Mais il y a un deuxième canal par lequel une monnaie est indispensable et peut circulerrapidement entre les acteurs, ce sont les dépenses de fonctionnement courant de l’Etat, et notamment la paye des fonctionnaires. Ces dépenses courantes relèvent du Trésor public italien, institution qui a également une adresse et une organisation administrative bien établie. A l’heure actuelle, depuis le traité de Maastricht justement et l’introduction de l’euro, le Trésor est obligé de financer sa dette en ayant recours aux marchés financiers obligataires, ce qui lui oblige à payer de forts taux d’intérêts, matérialisés par les fameux spreads qui semblent gouverner l’Italie. Mais il est à noter qu’il n’en a pas toujours été ainsi. Avant le traité de Maastricht, le Trésor avait la possibilité, tout comme une banque privée, de se refinancer auprès de la banque centrale à un taux proche de zéro, même si cette possibilité n’était pas toujours activée. Aussi les taux d’intérêts payés sur la dette publique pouvaient-ils être plus faibles et payés directement à la banque centrale, ce qui limitait le pouvoir des marchés sur la vie économique du pays. De ce point de vue les dépenses du Trésor pouvaient en fait être une forme de création monétaire, et la collecte des impôts par ce même Trésor était une forme de destruction monétaire. C’est d’ailleurs pourquoi on considérait le Trésor comme étant en partie une banque.
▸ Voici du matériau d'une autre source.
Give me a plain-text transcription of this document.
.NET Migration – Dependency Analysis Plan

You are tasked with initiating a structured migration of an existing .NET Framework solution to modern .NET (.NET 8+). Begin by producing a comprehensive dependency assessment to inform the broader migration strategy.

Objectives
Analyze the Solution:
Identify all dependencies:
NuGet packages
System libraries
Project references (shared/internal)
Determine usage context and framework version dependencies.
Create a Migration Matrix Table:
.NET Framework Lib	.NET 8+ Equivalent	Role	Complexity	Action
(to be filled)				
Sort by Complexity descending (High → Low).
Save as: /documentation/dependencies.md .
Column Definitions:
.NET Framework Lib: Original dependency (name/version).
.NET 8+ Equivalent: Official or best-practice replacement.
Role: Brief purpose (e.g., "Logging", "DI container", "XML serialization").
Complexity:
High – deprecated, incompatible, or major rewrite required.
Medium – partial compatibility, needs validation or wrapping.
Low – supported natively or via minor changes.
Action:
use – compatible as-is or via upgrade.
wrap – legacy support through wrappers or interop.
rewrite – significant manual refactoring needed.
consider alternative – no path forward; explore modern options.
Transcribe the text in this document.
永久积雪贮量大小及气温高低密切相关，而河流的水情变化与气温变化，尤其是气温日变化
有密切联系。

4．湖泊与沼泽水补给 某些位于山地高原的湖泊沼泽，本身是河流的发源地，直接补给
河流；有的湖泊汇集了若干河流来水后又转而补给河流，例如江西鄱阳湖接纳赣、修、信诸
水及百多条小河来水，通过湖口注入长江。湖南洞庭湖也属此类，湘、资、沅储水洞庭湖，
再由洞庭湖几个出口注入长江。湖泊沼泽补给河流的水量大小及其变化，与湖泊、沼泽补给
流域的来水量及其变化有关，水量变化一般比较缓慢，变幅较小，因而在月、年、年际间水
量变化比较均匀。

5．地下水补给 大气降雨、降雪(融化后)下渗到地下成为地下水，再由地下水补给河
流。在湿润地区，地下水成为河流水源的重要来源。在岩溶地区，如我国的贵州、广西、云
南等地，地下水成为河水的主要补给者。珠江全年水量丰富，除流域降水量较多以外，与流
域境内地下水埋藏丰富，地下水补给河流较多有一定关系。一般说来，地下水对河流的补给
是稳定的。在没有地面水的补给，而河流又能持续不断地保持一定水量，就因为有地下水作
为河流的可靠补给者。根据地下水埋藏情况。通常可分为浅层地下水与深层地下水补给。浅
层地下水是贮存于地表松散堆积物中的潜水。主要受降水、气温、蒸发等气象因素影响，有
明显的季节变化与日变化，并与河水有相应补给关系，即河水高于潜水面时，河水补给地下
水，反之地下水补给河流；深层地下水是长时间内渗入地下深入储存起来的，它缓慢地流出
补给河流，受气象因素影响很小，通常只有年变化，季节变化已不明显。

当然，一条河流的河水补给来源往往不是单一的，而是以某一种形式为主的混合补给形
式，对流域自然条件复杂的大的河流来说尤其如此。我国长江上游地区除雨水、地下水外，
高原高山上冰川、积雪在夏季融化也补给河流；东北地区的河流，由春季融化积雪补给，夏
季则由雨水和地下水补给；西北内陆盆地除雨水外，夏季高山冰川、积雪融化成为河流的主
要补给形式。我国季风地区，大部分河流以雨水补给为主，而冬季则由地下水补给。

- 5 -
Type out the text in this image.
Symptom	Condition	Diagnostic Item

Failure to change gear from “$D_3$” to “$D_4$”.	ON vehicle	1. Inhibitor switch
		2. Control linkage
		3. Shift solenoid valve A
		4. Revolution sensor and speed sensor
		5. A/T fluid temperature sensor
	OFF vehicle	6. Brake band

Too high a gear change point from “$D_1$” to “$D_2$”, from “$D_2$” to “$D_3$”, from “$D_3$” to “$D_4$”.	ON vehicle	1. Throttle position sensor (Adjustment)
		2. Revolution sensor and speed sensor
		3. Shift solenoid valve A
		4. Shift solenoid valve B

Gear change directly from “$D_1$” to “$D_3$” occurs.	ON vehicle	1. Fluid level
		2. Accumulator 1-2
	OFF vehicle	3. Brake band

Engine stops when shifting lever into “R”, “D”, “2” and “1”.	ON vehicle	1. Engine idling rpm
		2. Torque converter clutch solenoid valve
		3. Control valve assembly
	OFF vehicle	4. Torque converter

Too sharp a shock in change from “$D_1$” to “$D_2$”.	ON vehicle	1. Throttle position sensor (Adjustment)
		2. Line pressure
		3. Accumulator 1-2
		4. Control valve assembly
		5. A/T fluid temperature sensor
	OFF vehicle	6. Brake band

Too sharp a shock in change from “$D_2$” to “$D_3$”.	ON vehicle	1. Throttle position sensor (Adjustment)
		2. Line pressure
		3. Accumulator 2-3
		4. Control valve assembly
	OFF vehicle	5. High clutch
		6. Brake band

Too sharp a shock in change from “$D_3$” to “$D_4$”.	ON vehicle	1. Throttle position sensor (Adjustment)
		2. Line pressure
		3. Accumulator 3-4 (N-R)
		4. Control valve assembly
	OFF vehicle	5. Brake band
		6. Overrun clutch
Dans le cas d’une agression de la BCE, le Trésor Public italien peut donc être un important levier de circulation d’une nouvelle monnaie si on l’autorise de nouveau à se refinancer auprès de la Banque d’Italie. Concrètement, si la BCE coupe l’alimentation du pays en euro, il faut autoriser le Trésor à assurer ses dépenses courantes, ce qui introduira naturellement de façon assez massive une circulation monétaire dans le pays à travers les salaires des fonctionnaires et les subventions de fonctionnement des administrations publiques. Comme pour le crédit des banques privées, si une telle monnaie circule dans les administrations publiques et dans les comptes des fonctionnaires, elle comblera un vide et deviendra la monnaie souveraine de l’Italie de facto. Cependant, si seul le Trésor assure cette circulation sans l’appui du crédit des banques privées, un biais important favorisera à l’excès les fonctionnaires et les administrations publiques, ce qui pourrait créer des distorsions dramatiques entre les Italiens.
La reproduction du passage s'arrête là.